Я думаю, и меня осеняет догадка.
А-а!.. Баранцевич скромный человек. Он не любит, когда печать поднимает шум вокруг его имени. И если он узнает, что я из газеты и собираюсь писать о нем очерк, как знать, может, он и не разрешит мне присутствовать на семинаре.
Вытаскиваю блокнот, чтобы сделать запись, а Примак сует блокнот назад в карман.
«Ай-ай-ай!» — говорят его глаза и косятся на Баранцевича.
И я глазами же отвечаю:
«Понимаю».
И, не вынимая рук из кармана, пишу для памяти в блокноте несколько фраз, обозначая слова только начальными буквами;
«В. В. С. Н. Д. Д. О. С. Л. Ж. К. О. П. Н. О. Н. А. О. Д.».

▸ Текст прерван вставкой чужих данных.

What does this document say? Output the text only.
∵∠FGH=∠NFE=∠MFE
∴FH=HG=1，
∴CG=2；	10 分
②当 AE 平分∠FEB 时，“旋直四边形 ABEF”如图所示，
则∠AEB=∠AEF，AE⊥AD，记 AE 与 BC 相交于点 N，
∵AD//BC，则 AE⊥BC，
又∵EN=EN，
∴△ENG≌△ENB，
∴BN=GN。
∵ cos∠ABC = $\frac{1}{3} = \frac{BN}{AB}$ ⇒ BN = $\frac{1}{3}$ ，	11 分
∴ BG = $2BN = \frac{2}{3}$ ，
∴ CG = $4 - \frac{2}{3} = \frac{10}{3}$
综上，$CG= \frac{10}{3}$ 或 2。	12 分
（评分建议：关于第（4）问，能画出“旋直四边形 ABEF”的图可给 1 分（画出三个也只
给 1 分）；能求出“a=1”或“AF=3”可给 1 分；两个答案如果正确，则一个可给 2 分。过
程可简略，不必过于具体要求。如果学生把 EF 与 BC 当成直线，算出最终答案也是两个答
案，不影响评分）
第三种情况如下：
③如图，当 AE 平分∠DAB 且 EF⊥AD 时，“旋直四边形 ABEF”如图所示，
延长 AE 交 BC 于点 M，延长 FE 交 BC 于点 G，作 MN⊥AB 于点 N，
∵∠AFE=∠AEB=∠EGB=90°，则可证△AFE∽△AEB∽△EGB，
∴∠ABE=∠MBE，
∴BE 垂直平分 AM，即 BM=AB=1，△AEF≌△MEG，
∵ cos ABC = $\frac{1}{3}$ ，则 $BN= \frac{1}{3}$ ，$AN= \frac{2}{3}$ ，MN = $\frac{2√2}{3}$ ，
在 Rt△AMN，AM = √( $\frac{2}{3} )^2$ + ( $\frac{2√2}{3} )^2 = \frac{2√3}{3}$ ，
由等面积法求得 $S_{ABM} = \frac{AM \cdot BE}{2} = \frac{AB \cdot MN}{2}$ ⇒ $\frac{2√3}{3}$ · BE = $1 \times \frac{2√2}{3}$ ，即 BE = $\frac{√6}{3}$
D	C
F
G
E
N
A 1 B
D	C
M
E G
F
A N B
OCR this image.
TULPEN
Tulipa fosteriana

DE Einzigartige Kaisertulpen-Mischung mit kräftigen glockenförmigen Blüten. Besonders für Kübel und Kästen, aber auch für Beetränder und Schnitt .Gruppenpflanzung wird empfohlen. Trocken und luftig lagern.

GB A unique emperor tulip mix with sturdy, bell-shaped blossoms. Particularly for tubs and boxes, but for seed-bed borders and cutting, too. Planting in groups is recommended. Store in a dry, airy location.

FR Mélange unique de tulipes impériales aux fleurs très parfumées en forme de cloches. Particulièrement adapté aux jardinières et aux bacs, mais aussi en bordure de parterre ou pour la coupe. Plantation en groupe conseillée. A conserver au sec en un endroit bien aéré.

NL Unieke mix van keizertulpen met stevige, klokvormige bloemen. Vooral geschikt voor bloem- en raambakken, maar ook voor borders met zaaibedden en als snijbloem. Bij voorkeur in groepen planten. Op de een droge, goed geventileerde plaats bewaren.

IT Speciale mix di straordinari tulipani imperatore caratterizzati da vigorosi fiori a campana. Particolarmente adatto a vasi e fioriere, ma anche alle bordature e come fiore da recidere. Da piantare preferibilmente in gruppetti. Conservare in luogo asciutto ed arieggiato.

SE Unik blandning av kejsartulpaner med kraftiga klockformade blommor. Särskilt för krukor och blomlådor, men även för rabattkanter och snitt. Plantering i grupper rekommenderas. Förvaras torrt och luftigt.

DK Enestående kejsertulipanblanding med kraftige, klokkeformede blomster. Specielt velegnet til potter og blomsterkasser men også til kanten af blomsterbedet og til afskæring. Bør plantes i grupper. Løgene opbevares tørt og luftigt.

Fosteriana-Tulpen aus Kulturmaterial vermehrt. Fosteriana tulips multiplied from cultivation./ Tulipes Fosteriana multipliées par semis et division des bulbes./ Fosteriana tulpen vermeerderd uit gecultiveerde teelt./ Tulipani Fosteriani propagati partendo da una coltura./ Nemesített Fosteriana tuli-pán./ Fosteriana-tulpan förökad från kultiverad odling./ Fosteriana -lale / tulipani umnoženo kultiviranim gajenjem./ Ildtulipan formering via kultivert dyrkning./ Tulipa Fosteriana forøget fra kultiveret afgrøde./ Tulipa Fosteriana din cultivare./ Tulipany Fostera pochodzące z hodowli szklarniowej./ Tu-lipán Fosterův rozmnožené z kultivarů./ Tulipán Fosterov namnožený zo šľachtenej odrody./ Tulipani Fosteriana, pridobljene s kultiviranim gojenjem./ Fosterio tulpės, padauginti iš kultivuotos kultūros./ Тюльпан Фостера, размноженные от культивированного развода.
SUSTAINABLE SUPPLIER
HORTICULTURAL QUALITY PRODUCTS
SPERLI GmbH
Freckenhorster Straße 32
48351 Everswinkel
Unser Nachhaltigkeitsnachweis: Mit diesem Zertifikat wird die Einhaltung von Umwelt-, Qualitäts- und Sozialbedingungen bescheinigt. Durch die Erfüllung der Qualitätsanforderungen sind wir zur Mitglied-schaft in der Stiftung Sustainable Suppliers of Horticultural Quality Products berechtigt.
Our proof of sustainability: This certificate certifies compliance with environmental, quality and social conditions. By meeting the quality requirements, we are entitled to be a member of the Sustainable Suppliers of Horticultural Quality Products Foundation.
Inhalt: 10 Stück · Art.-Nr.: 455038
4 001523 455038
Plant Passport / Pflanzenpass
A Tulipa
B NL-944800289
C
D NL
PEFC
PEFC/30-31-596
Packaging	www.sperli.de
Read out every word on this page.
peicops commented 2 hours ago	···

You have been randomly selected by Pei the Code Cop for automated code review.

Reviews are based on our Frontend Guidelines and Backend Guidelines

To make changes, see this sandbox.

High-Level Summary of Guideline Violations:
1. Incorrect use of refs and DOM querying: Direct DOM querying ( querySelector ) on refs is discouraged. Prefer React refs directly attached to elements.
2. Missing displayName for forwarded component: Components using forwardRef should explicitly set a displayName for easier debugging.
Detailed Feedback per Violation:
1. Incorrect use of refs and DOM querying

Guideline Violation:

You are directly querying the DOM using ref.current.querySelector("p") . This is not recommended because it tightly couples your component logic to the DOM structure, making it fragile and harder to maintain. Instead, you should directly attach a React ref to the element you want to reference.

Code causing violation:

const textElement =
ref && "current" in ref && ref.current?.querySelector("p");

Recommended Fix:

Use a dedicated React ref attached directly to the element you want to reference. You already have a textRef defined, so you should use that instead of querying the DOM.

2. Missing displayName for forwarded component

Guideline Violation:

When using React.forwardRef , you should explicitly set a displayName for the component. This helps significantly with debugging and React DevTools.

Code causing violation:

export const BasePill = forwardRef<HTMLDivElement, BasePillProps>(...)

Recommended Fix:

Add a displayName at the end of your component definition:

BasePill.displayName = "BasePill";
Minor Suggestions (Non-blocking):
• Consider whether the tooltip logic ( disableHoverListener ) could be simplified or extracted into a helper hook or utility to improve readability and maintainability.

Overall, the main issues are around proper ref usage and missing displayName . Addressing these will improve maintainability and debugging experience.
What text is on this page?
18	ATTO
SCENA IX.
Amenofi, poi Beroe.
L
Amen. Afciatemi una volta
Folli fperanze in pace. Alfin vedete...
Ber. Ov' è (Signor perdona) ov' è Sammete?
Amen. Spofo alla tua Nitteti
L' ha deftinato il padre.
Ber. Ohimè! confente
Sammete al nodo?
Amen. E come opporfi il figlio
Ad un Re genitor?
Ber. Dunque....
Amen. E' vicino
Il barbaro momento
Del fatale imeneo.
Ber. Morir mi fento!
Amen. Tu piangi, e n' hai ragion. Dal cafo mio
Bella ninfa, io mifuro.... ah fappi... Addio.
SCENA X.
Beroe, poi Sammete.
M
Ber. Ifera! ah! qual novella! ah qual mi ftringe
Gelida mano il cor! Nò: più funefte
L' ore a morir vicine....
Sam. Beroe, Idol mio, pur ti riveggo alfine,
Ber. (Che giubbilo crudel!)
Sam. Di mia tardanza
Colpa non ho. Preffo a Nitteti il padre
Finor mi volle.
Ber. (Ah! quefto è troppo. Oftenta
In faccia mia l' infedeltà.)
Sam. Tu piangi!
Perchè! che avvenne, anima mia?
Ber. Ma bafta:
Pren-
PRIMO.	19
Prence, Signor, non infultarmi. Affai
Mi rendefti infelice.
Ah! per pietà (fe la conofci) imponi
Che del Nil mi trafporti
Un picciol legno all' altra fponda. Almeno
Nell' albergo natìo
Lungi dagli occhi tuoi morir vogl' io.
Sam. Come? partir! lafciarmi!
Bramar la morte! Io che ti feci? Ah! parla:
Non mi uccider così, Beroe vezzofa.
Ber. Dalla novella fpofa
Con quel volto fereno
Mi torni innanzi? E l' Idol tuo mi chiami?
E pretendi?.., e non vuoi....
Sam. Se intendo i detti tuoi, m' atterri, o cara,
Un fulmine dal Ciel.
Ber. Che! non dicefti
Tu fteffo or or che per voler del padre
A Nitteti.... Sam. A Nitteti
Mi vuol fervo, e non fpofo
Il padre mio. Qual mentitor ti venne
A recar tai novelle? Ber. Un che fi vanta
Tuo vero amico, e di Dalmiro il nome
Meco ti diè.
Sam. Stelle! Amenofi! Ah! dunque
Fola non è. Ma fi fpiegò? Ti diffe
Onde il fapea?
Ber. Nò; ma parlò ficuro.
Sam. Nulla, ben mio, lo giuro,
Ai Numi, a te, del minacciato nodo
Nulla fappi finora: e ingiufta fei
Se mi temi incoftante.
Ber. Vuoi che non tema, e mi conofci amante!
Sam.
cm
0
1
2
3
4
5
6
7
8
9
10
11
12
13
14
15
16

Что должно было обозначать:
«Внешний вид суров. Но душой добр. Очень скромен, Любит журналистов, когда они пишут не о нем, а о деле».
И еще:
«Л. М. Г. С. Н. П. О. П. М. З. С. П. С. А. Т. П. Л. В. М. Л. В.».
Это значило:
«Любит молодежь. Говорит с ней по-отечески. Принимает меня за сына Примака. Спрашивает. Абзац тире:
— Папу любишь? Маму любишь?»
Писать, не вынимая руки из кармана, трудно. Поэтому я стараюсь быть экономным. Обозначаю слова буквами. Этот способ записи придумал не я, пианист Гольденвейзер. Так он записывал свои разговоры с Толстым. При каждом удобном случае Гольденвейзер уходил в соседнюю комнату и расшифровывал запись. Если расшифровку затянуть, то половину записей потом не прочесть. Забывается.
Я применил опыт Гольденвейзера в своей работе. Вы знаете, когда фельетонист разговаривает с героем будущего фельетона просто так, все идет хорошо. Но достаточно только вытащить карандаш и бумагу, как ваш собеседник сразу делается косноязычным и начинает прощаться.
За два года работы в отделе фельетонов я натренировался писать маленьким карандашиком в маленьком блокноте, не вынимая руки из кармана. Собеседник даже не подозревает, что делает сотрудник газеты, сидя по ту сторону стола. Для маскировки моя левая рука поглаживает подбородок, а правая вносит в блокнот памятные заметы.
Я немного увлекся, рассказывая о технике фельетонной тайнописи, между тем облисполкомовская машина уже подъезжала к пруду. Здесь, собственно, был не один пруд, а несколько. Зеркальный карп разводился на выставке по новейшим рекомендациям науки. В одном пруду плавали мальки. В другом набирали вес годовички, в третьем — двухгодовички, в четвертом… В общем, рыбовод я никакой, поэтому точного назначения остальных прудов не знаю. Да это для моего рассказа и неважно.
Метрах в двадцати от нашей машины вижу женщину со стулом. Стул дубовый. Сиденье мягкое, обтянуто темно-синей кожей.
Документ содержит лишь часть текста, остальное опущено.